Thanks for sharing. That was hilarious! You’re right, the snowplowing the fine coating of powder section is the funniest, but I also laughed when I spotted the slicks on that BMW at the same time the commenter did. And at the part where he basically said, “You can still still the asphalt!” while people were slowing to 20 km/h. And when he said, “It’s snow! It’s not even freezing rain!” I understand that people who aren’t used to driving in/on snow (e.g., slick tire guy) are going to react poorly to the new condition, it is still pretty funny to those of us who deal with this to a much greater extent for five months out of every year.

But hey, a rare snowfall is something to be celebrated. There’s nothing better in the winter than going out to play in the snow for a bit, heading in with rosy, stinging cheeks, and having some hot chocolate.
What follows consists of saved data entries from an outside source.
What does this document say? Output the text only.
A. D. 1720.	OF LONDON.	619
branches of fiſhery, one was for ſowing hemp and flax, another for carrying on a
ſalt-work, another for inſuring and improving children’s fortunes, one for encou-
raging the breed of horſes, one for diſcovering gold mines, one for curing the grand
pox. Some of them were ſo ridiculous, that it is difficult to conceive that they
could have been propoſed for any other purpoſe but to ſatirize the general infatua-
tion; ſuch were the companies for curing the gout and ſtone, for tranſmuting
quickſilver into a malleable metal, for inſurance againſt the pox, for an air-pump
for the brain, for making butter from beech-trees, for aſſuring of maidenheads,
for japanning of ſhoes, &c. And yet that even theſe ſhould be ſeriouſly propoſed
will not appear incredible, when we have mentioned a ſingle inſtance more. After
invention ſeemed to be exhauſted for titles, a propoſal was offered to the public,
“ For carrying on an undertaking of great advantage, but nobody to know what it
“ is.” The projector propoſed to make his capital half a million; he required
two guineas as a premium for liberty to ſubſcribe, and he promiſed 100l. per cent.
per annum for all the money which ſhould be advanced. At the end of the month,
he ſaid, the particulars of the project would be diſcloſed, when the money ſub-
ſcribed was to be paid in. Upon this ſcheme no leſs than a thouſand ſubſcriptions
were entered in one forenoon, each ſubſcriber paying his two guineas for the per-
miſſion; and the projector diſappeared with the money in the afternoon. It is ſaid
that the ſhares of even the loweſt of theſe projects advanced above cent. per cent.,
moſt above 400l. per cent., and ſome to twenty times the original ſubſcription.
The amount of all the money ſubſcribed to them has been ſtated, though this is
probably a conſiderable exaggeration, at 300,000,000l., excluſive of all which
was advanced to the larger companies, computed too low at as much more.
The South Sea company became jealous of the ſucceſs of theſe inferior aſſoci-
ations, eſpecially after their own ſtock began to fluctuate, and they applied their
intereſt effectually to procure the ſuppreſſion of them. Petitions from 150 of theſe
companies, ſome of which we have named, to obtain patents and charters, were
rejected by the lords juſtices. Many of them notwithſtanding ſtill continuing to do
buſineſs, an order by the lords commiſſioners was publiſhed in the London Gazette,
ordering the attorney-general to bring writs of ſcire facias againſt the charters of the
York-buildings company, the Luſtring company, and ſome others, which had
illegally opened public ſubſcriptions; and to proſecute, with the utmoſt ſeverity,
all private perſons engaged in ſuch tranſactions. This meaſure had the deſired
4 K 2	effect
It was the end result of the overnight snowfall, but before the late morning snowfall I was describing as buckets, which was pretty intense but only lasted an hour or so.

I realise it’s not much, but like I say, it only snows enough to settle at all every few years in London. I’ve moved home four times since the last time we had snow like this.

Totally agree with that.

One of my great disappointments is that, while I traveled to Canada (Toronto) regularly for months to visit my wife to be while she still lived there, I never really experienced a heavier snowfall there than what’s in these pictures. Cold yes. But it’s like the country was withholding snow just to spite me. :/

I was recently in Oregon when they got just under 2 inches of snow. They don’t know how to handle it at all. People were passing us at 60MPH in the left lane and they didn’t salt or plow the highway, so that’s incredibly dangerous. Multiple exits were blocked off because they were on a slight incline and cars managed to slide down. Jack-knived trucks everywhere, and you’d think truck drivers would know how to drive in snow.
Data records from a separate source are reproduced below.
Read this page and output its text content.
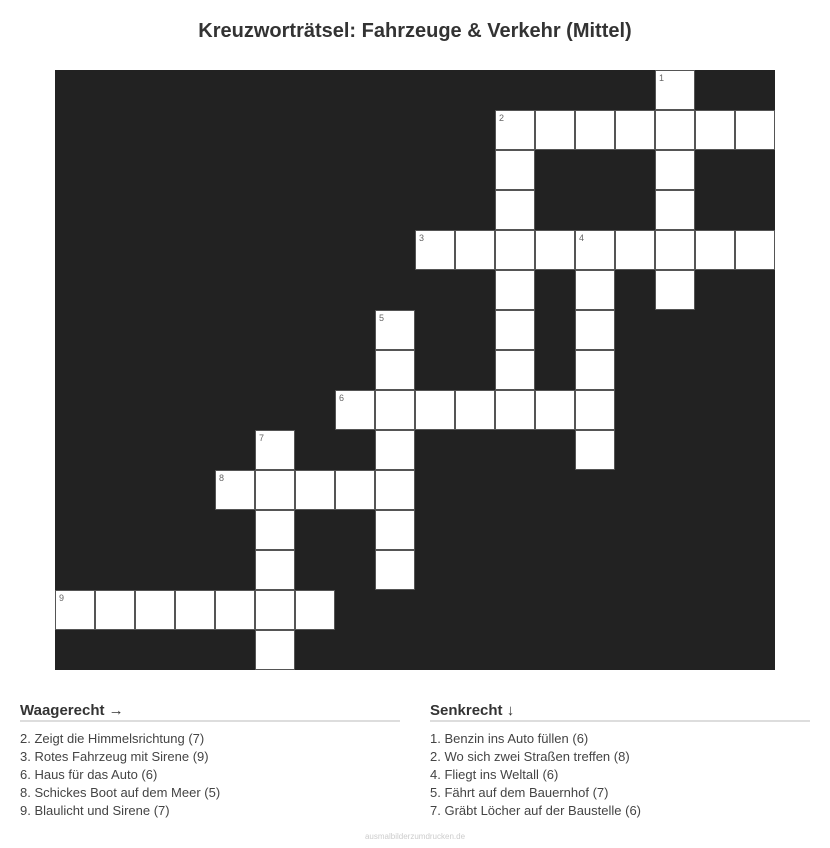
Kreuzworträtsel: Fahrzeuge & Verkehr (Mittel)
1
2
3	4
5
6
7
8
9
Waagerecht →
2. Zeigt die Himmelsrichtung (7)
3. Rotes Fahrzeug mit Sirene (9)
6. Haus für das Auto (6)
8. Schickes Boot auf dem Meer (5)
9. Blaulicht und Sirene (7)
Senkrecht ↓
1. Benzin ins Auto füllen (6)
2. Wo sich zwei Straßen treffen (8)
4. Fliegt ins Weltall (6)
5. Fährt auf dem Bauernhof (7)
7. Gräbt Löcher auf der Baustelle (6)
ausmalbilderzumdrucken.de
And then some of the Portlandians just decided to give up, stop their cars, and wait out the snow. But the truly unbelievable thing is they didn’t pull onto the shoulder first. So you’d be driving down the highway carefully at 30MPH and run up on a parked car, hazard blinkers on, with a family of four inside sitting in the middle lane.

Apocalyptic.

Are you intentionally trying to get me to ignore my self imposed rule about not mocking people not used to snow driving poorly in it? Because this

Makes it really hard.

Here if we get a foot of snow overnight they still expect you to be at work the next day. Now, certainly, they will make exceptions. If you live an hour or more away, workplaces tend to be understanding. Still usually at least 80% of the people still show up to work.

We had a real scary combo back in January. It rained with temps in the mid 30’s overnight, then dropped below freezing and started snowing. I remember having my wife call the state police for a car in the ditch, still running, on the highway, and by the time she finished the call had passed two more. I want to say I saw a total of 10 cars off the road that drive.

I went to college in Rochester, and on one day where blizzard conditions were expected to prevail from about 8am to 5pm and yield two feet of new snow, we were advised that classes were still on and that we should take snow shovels to dig our way into and out of buildings.